The President, National Council of Managing Director of Licensed Customs Agents (NCMDLCA), Lucky Amiwero, put forward his argument stating that the levy is pegged at five per cent according to the Finance Act of 2020 and 2021, and not 15 per cent as newly introduced by the Customs.
“What we have for levy according to the Finance Act is five per cent. Customs should tell us where they got the 15 per cent levy from, under what law? This 15 per cent, levy is illegal. There is nowhere the government has come out with 15 per cent levy on imported used cars. Is it a new policy or what? This is a ploy to defraud Nigerians,” he alleged.
Recall that CEM had reported that importers, clearing agents and car dealers had kicked against introduction of NAC levy on imported vehicles, calling it illegal and threatened to embark on industrial action.
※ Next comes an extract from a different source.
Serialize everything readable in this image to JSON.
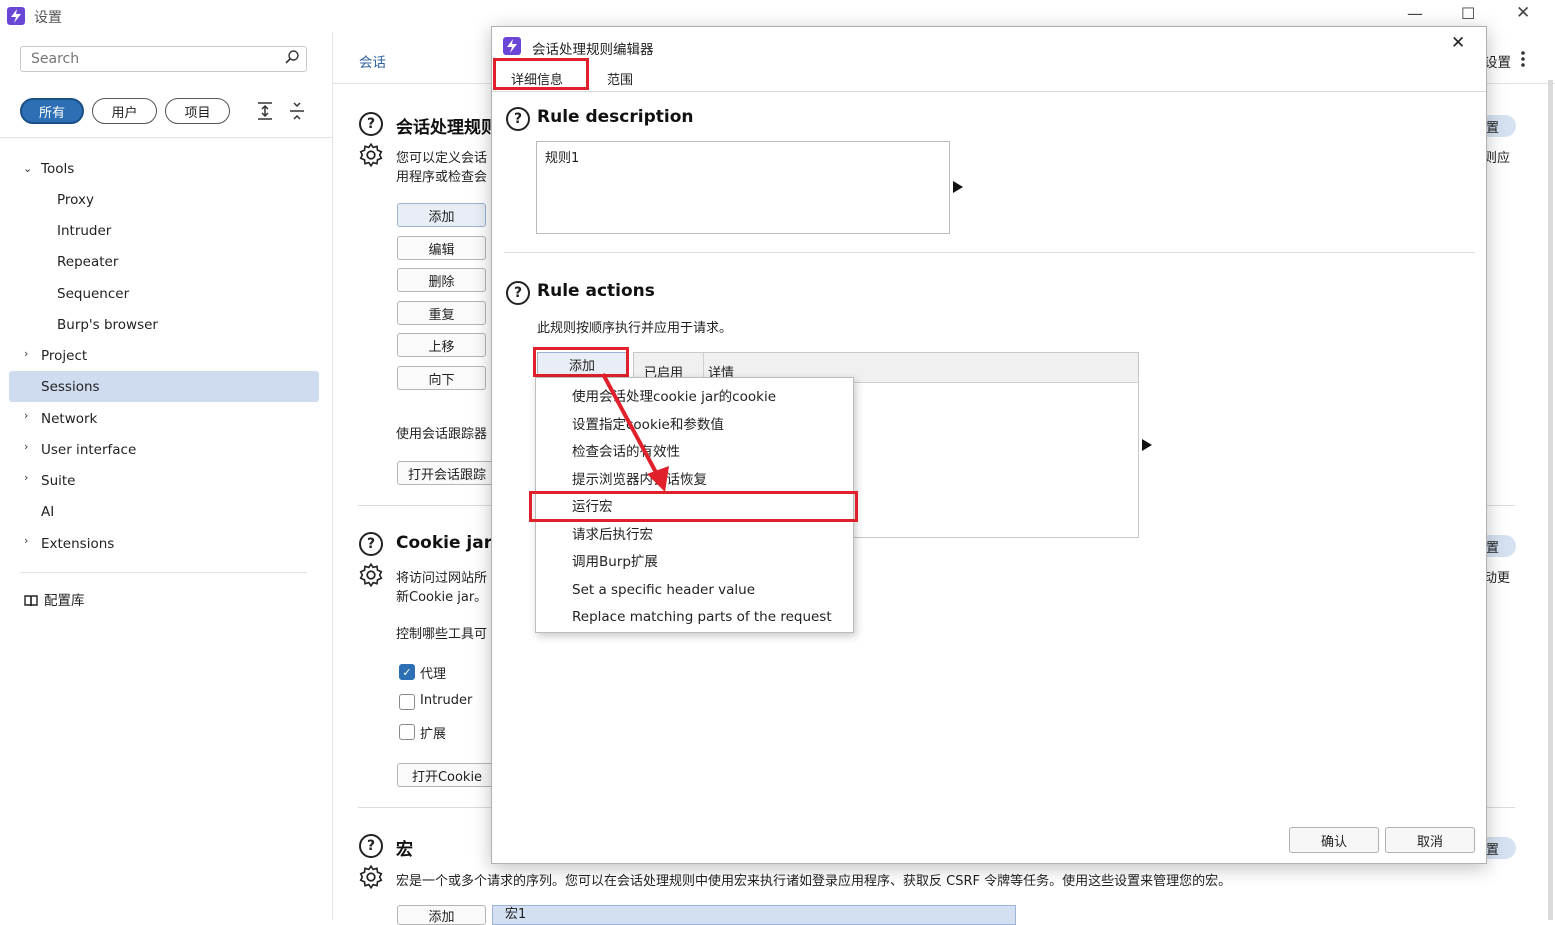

Timi Bomodi, spokesperson of NCS, has said the new tariff was in line with adjustments stipulated in the Common External Tariff (CET) of the Economic Community of West African States (ECOWAS) protocol, of which Nigeria is a signatory.
According to Guardian the amended first schedule of Finance Act 2020, provided a reduction in duties and levies on imported vehicles as contained in part VI of the act under Customs And Excise Tariff (Consolidation), section 38, sub-sections A to D.
The act stipulated that duty on tractors (HS Heading 8701) be reduced from 35 to five per cent, duty on motor vehicles for transportation of more than 10 persons (HS Heading 8702) and transportation of goods (HS Heading 8704) be reduced from 35 to 10 per cent.
The act also provided a reduction of levy on motor vehicles for transportation of persons (cars) with (HS Headings 8703) from 35 per cent to five per cent.